Last summer I spent a few weeks as a student once again, taking part in the Lowcountry Writing Project‘s Summer Institute. My classmates were almost entirely current K-12 teachers in local schools, and the time spent was worthwhile just for the experience of learning the myriad difficulties that our teachers are facing on a daily basis as they labor to educate our children. I was exposed to a lot of pedagogical methodology that doesn’t come up in the college classroom.
As part of the LWP, however, the Summer Institute was also built around lots and lots of writing. I don’t think it’s shameful bragging to say that this came pretty easily to me; at the same time, it is a bit shameful to admit that as a result I “coasted” for the first part of the Institute. The man in charge, Tom Thompson, a valued colleague in my department, noticed. He chided me one afternoon, suggesting that I at least try writing something out of my comfort zone.
At around the same time we’d read for class a rather famous recent article from Alfie Kohn, published in English Journal in 2006, in which he attacked the use of grading rubrics. Tom seemed generally in favor of Alfie’s positions, while I thought them generally ludicrous (I’m an admitted rubric user).
Fine. I decided I’d dip my toes in the waters of pedagogical writing — an area in which I have zero experience — and write a short article explaining why Kohn was, in a word, wrong.
The result, a few days later, was a roughly 3500-word essay, “The Infamy of Grading Rubrics.” I tested it out on some of my classmates, who loved it. Tom liked it, too, though I think he was still uneasy with my pro-rubric flag-waving.

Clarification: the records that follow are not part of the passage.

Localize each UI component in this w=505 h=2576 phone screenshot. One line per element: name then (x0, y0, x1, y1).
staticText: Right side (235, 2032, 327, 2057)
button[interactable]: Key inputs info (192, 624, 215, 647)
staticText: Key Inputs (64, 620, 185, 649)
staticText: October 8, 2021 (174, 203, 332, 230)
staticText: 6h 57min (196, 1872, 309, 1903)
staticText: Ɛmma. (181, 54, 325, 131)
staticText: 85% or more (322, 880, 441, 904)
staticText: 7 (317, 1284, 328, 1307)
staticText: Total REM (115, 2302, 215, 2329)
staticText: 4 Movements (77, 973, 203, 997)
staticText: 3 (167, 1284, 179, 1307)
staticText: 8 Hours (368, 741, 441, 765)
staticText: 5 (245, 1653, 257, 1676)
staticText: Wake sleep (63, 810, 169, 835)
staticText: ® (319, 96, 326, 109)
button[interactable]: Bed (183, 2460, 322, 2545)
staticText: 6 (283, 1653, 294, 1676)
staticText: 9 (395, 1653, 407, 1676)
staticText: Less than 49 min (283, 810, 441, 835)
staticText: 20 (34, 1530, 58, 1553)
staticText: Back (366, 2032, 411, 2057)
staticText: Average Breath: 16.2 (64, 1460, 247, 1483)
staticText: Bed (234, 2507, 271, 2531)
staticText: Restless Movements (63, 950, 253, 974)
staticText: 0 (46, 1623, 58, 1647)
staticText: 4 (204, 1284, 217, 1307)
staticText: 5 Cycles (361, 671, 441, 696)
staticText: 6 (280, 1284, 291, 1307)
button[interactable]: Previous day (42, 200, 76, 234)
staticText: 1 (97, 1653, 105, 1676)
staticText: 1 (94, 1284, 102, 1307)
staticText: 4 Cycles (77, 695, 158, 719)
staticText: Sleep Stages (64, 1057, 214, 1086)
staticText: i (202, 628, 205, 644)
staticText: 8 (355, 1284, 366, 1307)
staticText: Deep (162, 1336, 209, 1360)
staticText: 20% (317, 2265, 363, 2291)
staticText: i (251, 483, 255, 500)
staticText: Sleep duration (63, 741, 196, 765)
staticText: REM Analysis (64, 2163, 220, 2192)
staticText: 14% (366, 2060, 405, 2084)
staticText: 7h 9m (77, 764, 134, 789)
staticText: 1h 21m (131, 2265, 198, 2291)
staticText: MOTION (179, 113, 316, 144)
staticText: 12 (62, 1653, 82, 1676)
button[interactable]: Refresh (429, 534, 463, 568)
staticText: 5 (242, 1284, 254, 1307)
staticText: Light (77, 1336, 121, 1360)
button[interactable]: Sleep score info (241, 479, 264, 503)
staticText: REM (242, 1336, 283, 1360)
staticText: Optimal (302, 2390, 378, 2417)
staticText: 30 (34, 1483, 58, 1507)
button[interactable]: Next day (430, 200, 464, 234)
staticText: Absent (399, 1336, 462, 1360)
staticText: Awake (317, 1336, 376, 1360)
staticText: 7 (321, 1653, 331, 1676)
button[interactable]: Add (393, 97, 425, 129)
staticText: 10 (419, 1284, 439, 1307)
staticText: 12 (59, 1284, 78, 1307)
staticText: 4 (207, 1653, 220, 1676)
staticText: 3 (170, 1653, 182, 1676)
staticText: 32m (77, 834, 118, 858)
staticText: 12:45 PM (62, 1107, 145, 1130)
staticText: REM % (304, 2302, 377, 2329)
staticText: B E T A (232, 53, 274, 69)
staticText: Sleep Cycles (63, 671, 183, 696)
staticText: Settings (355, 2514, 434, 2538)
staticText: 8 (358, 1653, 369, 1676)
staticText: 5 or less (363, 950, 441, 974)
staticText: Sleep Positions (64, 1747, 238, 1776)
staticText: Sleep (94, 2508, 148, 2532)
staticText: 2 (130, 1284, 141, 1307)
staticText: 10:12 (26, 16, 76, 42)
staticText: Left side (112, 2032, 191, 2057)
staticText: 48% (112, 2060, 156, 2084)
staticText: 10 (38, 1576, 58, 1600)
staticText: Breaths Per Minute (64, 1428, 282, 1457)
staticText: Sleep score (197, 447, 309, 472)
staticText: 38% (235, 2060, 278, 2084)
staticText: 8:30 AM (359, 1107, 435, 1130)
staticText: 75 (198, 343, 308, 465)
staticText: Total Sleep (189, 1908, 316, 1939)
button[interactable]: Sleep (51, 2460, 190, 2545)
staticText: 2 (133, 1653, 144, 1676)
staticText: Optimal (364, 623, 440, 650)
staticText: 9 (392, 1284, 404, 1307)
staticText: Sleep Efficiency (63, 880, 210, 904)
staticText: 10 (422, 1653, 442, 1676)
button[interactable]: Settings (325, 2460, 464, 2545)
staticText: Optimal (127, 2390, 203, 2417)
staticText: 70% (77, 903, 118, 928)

I cleaned it up and at the end of August I got around to sending it off to English Journal. This seemed a good market not only because it is an excellent academic journal, but they’d published the article by Kohn that I was attacking.
Fast forward to acceptance of the article this past Friday. As often happens when you send an article to a blind peer-reviewed journal, I got to see the reports of the two anonymous (to me) readers who read my anonymous (to them) article. The reports are very detailed and very flattering. The summary statements were perhaps the best parts, though:
Reader One: “The Infamy of Grading Rubrics” is a persuasive argument for the use of rubrics. … I am reminded of the famous break-up line: “It’s not you; it’s me.” I could picture a cartoon to supplement this piece with a teacher speaking to a rubric. This author shows clearly that it’s not the tool; it’s the user. Bravo.
Reader Two: For me, this article is a logical argument against the perceived illogic of Kohn’s position. Whatever a teacher’s beliefs about the matter, I believe that educators will be challenged to think and re-think while reading the article.
I was also greatly pleased that the second reader took the time to observe that he or she “also enjoyed the poetically persuasive style of the writing” in the piece. (I couldn’t help myself, it seems!)
So I’m all smiles at the moment. And you can read the article and judge for yourself when it comes out later this year!
Congratulations! That’s quite the coup.